Digital for the future
Expense management is a great example. It might not be at the top of every SME owner’s priority list right now, but there are major savings to be made. Expenses are outdated, error-prone and costly. Especially in smaller companies, employees are often expected to do them manually, eating into time they would otherwise spend on growing the business.
The biggest winner out of the Covid-19 pandemic thus far has been technology. Online digital platform providers have kept workers sane, productive and safe. Just look at video conferencing start-up Zoom, which grew from 10 million daily meeting participants in December to roughly 200 million in March. Streaming giant Netflix, meanwhile, recorded a 27 per cent year-on-year revenue increase for the first quarter of 2020.
Technology has helped countless businesses reach their customers during lockdown, whether it’s selling via their e-commerce websites or simply staying in touch with them via social media. But it also has a part to play in the recovery, by empowering SMEs to trim costs and become more efficient internally.
Avoiding unnecessary losses
Managing corporate travel costs and expenses administration were cited last year as UK SMEs’ biggest concern.
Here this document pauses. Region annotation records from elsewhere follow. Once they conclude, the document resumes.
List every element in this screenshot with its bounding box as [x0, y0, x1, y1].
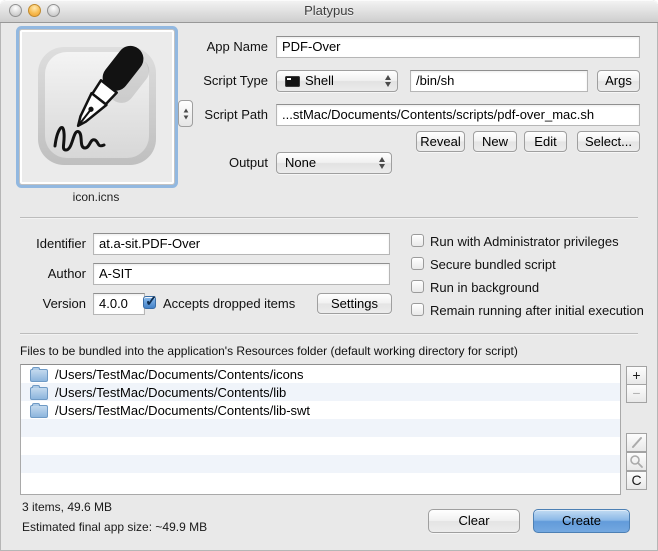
window-title: Platypus — [0, 0, 658, 22]
popup-arrows-icon — [379, 157, 385, 169]
accepts-dropped-label: Accepts dropped items — [163, 296, 295, 311]
contents-button[interactable]: C — [626, 471, 647, 490]
platypus-window: Platypus — [0, 0, 658, 551]
zoom-button-icon[interactable] — [47, 4, 60, 17]
folder-icon — [30, 369, 48, 382]
minimize-button-icon[interactable] — [28, 4, 41, 17]
reveal-file-button[interactable] — [626, 452, 647, 471]
output-label: Output — [110, 152, 268, 174]
select-button[interactable]: Select... — [577, 131, 640, 152]
close-button-icon[interactable] — [9, 4, 22, 17]
author-field[interactable]: A-SIT — [93, 263, 390, 285]
empty-row — [21, 419, 620, 437]
window-controls — [9, 4, 60, 17]
script-type-popup[interactable]: Shell — [276, 70, 398, 92]
author-label: Author — [0, 263, 86, 285]
run-background-label: Run in background — [430, 280, 539, 295]
script-type-label: Script Type — [110, 70, 268, 92]
file-path: /Users/TestMac/Documents/Contents/icons — [55, 367, 304, 382]
empty-row — [21, 437, 620, 455]
interpreter-field[interactable]: /bin/sh — [410, 70, 588, 92]
popup-arrows-icon — [385, 75, 391, 87]
script-path-field[interactable]: ...stMac/Documents/Contents/scripts/pdf-… — [276, 104, 640, 126]
icon-filename-label: icon.icns — [18, 190, 174, 204]
separator — [20, 217, 638, 219]
folder-icon — [30, 405, 48, 418]
items-size-status: 3 items, 49.6 MB — [22, 500, 112, 514]
app-name-field[interactable]: PDF-Over — [276, 36, 640, 58]
version-label: Version — [0, 293, 86, 315]
identifier-label: Identifier — [0, 233, 86, 255]
file-row[interactable]: /Users/TestMac/Documents/Contents/icons — [21, 365, 620, 383]
identifier-field[interactable]: at.a-sit.PDF-Over — [93, 233, 390, 255]
estimated-size-status: Estimated final app size: ~49.9 MB — [22, 520, 207, 534]
accepts-dropped-checkbox[interactable] — [143, 296, 156, 309]
add-file-button[interactable]: + — [626, 366, 647, 385]
settings-button[interactable]: Settings — [317, 293, 392, 314]
output-value: None — [285, 153, 316, 173]
empty-row — [21, 473, 620, 491]
file-row[interactable]: /Users/TestMac/Documents/Contents/lib — [21, 383, 620, 401]
title-bar[interactable]: Platypus — [0, 0, 658, 23]
run-admin-label: Run with Administrator privileges — [430, 234, 619, 249]
version-field[interactable]: 4.0.0 — [93, 293, 145, 315]
remain-running-label: Remain running after initial execution — [430, 303, 644, 318]
new-button[interactable]: New — [473, 131, 517, 152]
output-popup[interactable]: None — [276, 152, 392, 174]
script-type-value: Shell — [305, 71, 334, 91]
create-button[interactable]: Create — [533, 509, 630, 533]
remain-running-checkbox[interactable] — [411, 303, 424, 316]
separator — [20, 333, 638, 335]
folder-icon — [30, 387, 48, 400]
app-name-label: App Name — [110, 36, 268, 58]
args-button[interactable]: Args — [597, 70, 640, 92]
terminal-icon — [285, 76, 300, 87]
file-path: /Users/TestMac/Documents/Contents/lib — [55, 385, 286, 400]
remove-file-button[interactable]: − — [626, 384, 647, 403]
files-section-label: Files to be bundled into the application… — [20, 344, 518, 358]
pencil-icon — [628, 435, 645, 450]
bundled-files-list[interactable]: /Users/TestMac/Documents/Contents/icons … — [20, 364, 621, 495]
file-row[interactable]: /Users/TestMac/Documents/Contents/lib-sw… — [21, 401, 620, 419]
run-admin-checkbox[interactable] — [411, 234, 424, 247]
clear-button[interactable]: Clear — [428, 509, 520, 533]
secure-script-checkbox[interactable] — [411, 257, 424, 270]
reveal-button[interactable]: Reveal — [416, 131, 465, 152]
edit-button[interactable]: Edit — [524, 131, 567, 152]
script-path-label: Script Path — [110, 104, 268, 126]
file-path: /Users/TestMac/Documents/Contents/lib-sw… — [55, 403, 310, 418]
run-background-checkbox[interactable] — [411, 280, 424, 293]
edit-file-button[interactable] — [626, 433, 647, 452]
magnifier-icon — [628, 454, 645, 469]
secure-script-label: Secure bundled script — [430, 257, 556, 272]
empty-row — [21, 455, 620, 473]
In fact, small businesses are estimated to lose over £8.7 billion annually due to the time taken to complete menial tasks such as expenses. Fraudulent claims, which are harder to spot when using manual processes, could be costing them a further £1.9 billion each year. Even small incidents can add up to big losses.
By failing to digitise their corporate expenses processes, UK firms may also be losing out in more other hidden ways. Those with ambition want to attract the brightest and best of the next generation of workers entering the jobs market today. According to Deloitte, millennials will represent a massive 65 per cent of the global workforce by 2025. Yet this new bunch is unlike any that have gone before. Raised in an internet-first world and on user-friendly consumer technology platforms, most have high expectations of the tech they use at work.
That means those faced with old-fashioned manual processes for expenses and other admin tasks may become quickly de-motivated, and could even be inclined to look for work elsewhere. With 85 per cent of millennials admitting to procuring their own workplace technologies, there’s also a concern that they may go off-grid, creating a further shadow IT challenge for the organisation which could create new security and compliance issues. In short, to get the best talent, businesses must arm them with the right digital tools.
Overall, the message is clear: seek out automated platforms that can help your business with the repetitive, time-consuming administrative tasks no employee enjoys in areas such as financial reporting, expenses, HR and payroll. It will free up those workers to focus on higher value tasks and minimise human error and fraud, reducing business risk and potential compliance fines in the process.
That’s the kind of win-win SMEs need as they navigate the return to business-as-usual that they, and the country, desperately need.